On Fri, Nov 22, 2013 at 10:34 PM, Jakub Jelinek <ja...@redhat.com> wrote:
> On Fri, Nov 22, 2013 at 10:19:02PM +0400, Alexey Samsonov wrote:
>> On Tue, Nov 19, 2013 at 8:42 PM, Jakub Jelinek <ja...@redhat.com> wrote:
>> > Ok, here it is (untested though, because libsanitizer in gcc is older and I
>> > don't have spare cycles to play with llvm).
>> > Guess you need to write it up into compiler-rt buildsystem somehow,
>> > and for testing add
>> > -DSANITIZER_LIBBACKTRACE -I..../srcdir_of_libbacktrace 
>> > -I..../builddir_of_libbacktrace -L..../builddir_of_libbacktrace/.libs 
>> > -lbacktrace
>> > This is against current libbacktrace (r205028 or later, before that
>> > the syminfo callbacks had one less argument).
>>
>>
>> Do you have an idea of how the libbacktrace symbolizer should look to
>> the end user (if the static runtime was built with
>> -DSANITIZER_LIBBACKTRACE)? I see the following options, none of which
>> looks nice:
>> 1) Force the user to provide -L/path/to/libbacktrace -lbacktrace at
>> link time (otherwise one will see link errors like "undefined symbol:
>> backtrace_create_state"). Certainly this is a bad user experience.
>> 2) Make -fsanitize=address link flag imply "-lbacktrace" as we do for
>> libpthread, librt etc. But libbacktrace may not be installed in the
>> system.
>> 3) Pull libbacktrace.a inside libasan.a. This means we should teach
>> the build system to merge two archives (or have access to backtrace
>> sources at build time and recompile them ourselves). This is doable,
>> but kind of ugly and leads to funny consequences - we'll fail to build
>> libbacktrace itself with ASan (or, arguably, any program which uses
>> it).
>>
>> I ask this because I'm slightly afraid libbacktrace symbolizer will be
>> pretty undertested in the llvm tree and we may break it without
>> noticing. Building it is not a problem, but making all the tests "just
>> work" with it is harder.
>
> In GCC, libbacktrace is built as a libtool convenience library only and
> then linked into whatever libraries want to use it.  So indeed, the plan
> is to link libbacktrace.la into libasan.so.1.0.0 and libasan.a
> (and the earlier GCC patch I've posted included corresponding toplevel
> configure/Makefile bits and libsanitizer Makefile/configure changes to make
> it happen).  E.g. libgo.so.* links libbacktrace.la into itself too.
> So, for GCC user experience, things will work automatically.

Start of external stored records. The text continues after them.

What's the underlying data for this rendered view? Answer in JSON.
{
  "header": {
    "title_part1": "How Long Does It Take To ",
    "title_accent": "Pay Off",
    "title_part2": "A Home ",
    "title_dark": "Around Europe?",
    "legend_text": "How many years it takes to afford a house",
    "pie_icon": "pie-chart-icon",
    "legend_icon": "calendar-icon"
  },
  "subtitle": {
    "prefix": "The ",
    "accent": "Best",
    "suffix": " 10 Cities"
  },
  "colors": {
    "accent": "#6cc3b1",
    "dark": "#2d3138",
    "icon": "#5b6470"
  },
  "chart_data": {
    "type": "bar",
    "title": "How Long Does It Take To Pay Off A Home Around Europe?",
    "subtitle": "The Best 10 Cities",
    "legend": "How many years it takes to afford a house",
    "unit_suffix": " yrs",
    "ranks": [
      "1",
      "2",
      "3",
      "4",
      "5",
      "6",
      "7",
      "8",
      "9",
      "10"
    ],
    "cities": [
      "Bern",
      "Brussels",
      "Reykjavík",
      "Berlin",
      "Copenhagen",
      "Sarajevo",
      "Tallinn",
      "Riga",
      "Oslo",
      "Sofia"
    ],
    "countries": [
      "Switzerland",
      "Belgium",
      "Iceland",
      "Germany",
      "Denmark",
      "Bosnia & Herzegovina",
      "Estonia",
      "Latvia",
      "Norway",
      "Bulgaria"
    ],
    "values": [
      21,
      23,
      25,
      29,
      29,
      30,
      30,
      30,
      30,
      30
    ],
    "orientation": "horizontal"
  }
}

Good. Note, however, that you'd need at least two versions of
libbacktrace - 32-bit and 64-bit.

> As Ian said, libbacktrace right now is not maintained as it's own separate
> entity that would be individually installable etc.  So, for testing
> in LLVM, if you don't want to copy over libbacktrace sources in there,

I don't think we want to copy libbacktrace sources into LLVM and maintain it :(

> it means finding some way in the build system/configure to detect
> or request libbacktrace availability (for libraries not included in
> GCC tree GCC's configure typically uses --with-<package>=<path>
> or --with-<package>-lib=<path>/--with-<package>-include=<path>) and just
> link against it and you'd just unpack/configure/build libbacktrace
> on one of your test bots.

We indeed can add support for detecting presence of libbacktrace
binaries and headers
when we configure a build tree. But to "just link against it" we have
to either link against it in Clang
driver (I don't think we should add support for it), or link against
it in all the places where we build something
with "-fsanitize=foo", and there are quite a few of them.

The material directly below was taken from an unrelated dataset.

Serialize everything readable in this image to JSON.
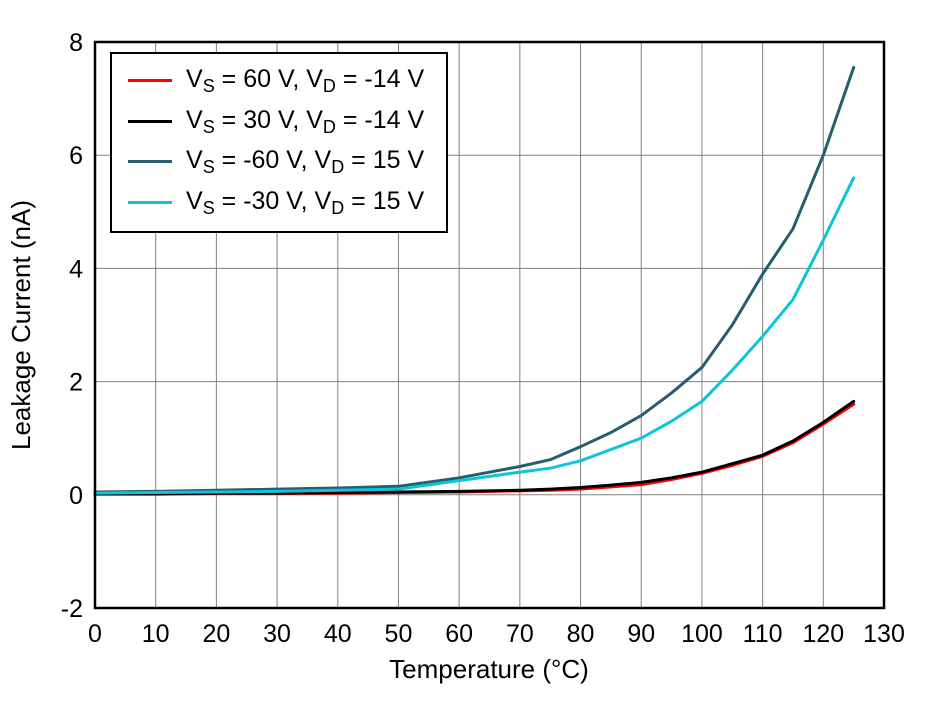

As for redirecting libc calls from libbacktrace to our internal
versions (or interceptors) -
if it works fine for our toy tests (which is the case), I suggest to
wait for the actual problems gcc
users may discover. If there will be need in compiling a separate
sanitizer-specific version of libbacktrace,
or providing an additional layer between libbacktrace and sanitizer
runtimes, or both, this could probably
be done in gcc version of the runtime only (w/o modifying any existing
source files, only adding standalone gcc-specific stuff).

That said, I'm going to do a basic sanity test of Jakub's patch
applied to LLVM trunk (test that it build fine with and w/o
-DSANITIZER_LIBBACKTRACE
and works if we add -lbacktrace in the latter case), and commit it, so
that we can merge this into gcc. Once again, sorry for the delays.